En él, no sólo vemos un frágil hilo argumental cimentado en un tema muy corriente a día de hoy como son los daddy issues, sino que aborda este tema de una manera banal y superficial. Nos ofrece unos personajes ciertamente planos o con un desarrollo brusco en el que se pasa de blanco a negro en una micra, otros que aparecen de forma abrupta y otros cuya presencia está de más. A todo esto, se le suman unos giros de guion que se meten con calzador. Un caso digno de estudio.
El actor elegido para encarnar al veterano cazador es Aaron Taylor-Johnson, un viejo conocido de la saga Marvel, ya que interpretó a Mercurio en Los Vengadores: La era de Ultrón (Joss, Whedon, 2015). Se le dio a conocer en otra película de superhéroes, aunque ajena a Marvel, como Kick-Ass (Matthew Vaughn, 2010), apareciendo desde entonces en películas de renombre como Animales nocturnos (Tom Ford, 2016), Tenet (Christopher Nolan, 2020) o Bullet Train (David Leitch, 2022).
En el caso de Kraven, diría que sólo aporta su físico, haciendo que sea un reclamo para los fans en lo que a marketing se refiere, haciendo una interpretación muy básica para la que sólo se requería su cuerpo. Por ello, no logra realizar un correcto acercamiento al personaje en lo más personal. Es una verdadera lástima, porque creo que es un actor que puede dar mucho más, como así ha demostrado antes, y espero que vuelva a demostrar.
Otro punto del fracaso de esta película son los actores secundarios. También es sorprendente, ya que cuenta con estrellas de renombre como Ariana DeBose, cuyo Oscar por West Side Story (Steven Spielberg, 2021) le ha dado mucho caché, o toda una institución como Russell Crowe, aunque con un acento ruso más que cuestionable. A ellos se le suman Alessandro Nivola, Fred Hechinger o Christopher Abbott, siendo un elenco que aporta poco o nada.

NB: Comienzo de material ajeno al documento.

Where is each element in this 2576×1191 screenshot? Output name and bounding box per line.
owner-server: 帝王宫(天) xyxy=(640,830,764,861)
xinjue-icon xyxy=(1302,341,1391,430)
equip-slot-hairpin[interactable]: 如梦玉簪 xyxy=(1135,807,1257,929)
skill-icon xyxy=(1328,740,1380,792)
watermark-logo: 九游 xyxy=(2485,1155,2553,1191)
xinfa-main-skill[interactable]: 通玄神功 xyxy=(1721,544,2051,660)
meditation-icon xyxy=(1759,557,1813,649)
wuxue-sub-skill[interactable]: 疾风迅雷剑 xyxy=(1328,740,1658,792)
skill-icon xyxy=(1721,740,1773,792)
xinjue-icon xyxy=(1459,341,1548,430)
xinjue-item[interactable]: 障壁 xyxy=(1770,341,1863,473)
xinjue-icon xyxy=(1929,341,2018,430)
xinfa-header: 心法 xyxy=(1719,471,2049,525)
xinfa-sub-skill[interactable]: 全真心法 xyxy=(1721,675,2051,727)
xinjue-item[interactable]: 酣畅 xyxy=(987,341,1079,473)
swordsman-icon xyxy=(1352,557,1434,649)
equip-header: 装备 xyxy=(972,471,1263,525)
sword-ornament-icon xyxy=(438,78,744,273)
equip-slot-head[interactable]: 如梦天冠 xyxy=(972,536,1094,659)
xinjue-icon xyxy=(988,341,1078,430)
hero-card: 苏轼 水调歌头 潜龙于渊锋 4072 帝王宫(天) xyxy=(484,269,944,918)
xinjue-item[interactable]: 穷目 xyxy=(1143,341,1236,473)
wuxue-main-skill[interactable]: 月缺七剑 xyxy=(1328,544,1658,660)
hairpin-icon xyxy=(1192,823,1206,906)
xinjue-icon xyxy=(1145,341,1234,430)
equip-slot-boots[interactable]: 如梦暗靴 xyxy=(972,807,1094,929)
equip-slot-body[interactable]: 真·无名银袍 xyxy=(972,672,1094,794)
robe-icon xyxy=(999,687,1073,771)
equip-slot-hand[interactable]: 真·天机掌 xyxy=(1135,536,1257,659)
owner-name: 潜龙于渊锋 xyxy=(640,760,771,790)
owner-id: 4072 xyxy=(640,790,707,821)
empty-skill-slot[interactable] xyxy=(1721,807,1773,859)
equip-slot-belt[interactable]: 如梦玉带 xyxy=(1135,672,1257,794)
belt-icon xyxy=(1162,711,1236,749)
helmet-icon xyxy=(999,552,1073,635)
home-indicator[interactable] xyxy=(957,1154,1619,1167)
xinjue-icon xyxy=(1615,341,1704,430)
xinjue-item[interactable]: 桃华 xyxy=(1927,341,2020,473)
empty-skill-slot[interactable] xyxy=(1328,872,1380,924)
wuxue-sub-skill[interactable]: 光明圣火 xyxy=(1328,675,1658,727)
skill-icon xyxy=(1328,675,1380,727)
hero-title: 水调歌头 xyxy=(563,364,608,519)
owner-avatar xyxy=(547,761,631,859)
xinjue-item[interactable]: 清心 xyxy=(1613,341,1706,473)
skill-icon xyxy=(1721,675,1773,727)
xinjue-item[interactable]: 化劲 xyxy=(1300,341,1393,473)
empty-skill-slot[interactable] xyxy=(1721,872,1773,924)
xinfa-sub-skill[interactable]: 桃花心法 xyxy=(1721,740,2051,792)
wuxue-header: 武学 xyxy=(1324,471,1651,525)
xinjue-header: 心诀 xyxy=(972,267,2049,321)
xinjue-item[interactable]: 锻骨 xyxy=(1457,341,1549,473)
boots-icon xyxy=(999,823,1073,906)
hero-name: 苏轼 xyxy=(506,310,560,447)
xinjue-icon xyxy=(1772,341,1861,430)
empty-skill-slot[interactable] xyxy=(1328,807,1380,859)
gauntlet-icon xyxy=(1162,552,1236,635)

La conclusión es que esta película engrosa esa temida lista de fracasos de Marvel. Esto se debe a que, en muchos momentos, y a pesar de buen maquillaje, vestuario y efectos, se le ven las costuras. Sé que muchas películas de superhéroes no se caracterizan por tener buenos guiones, pero esta se lleva la palma, y no hay ningún elemento que pueda suavizar las carencias de Kraven. Muy a mi pesar, es un suspenso en toda regla. Muchos recursos, mucho dinero, nombres y figuras con buenas carreras, y aún así, patinazo. La historia se repite.
En cines a partir del 13 de diciembre.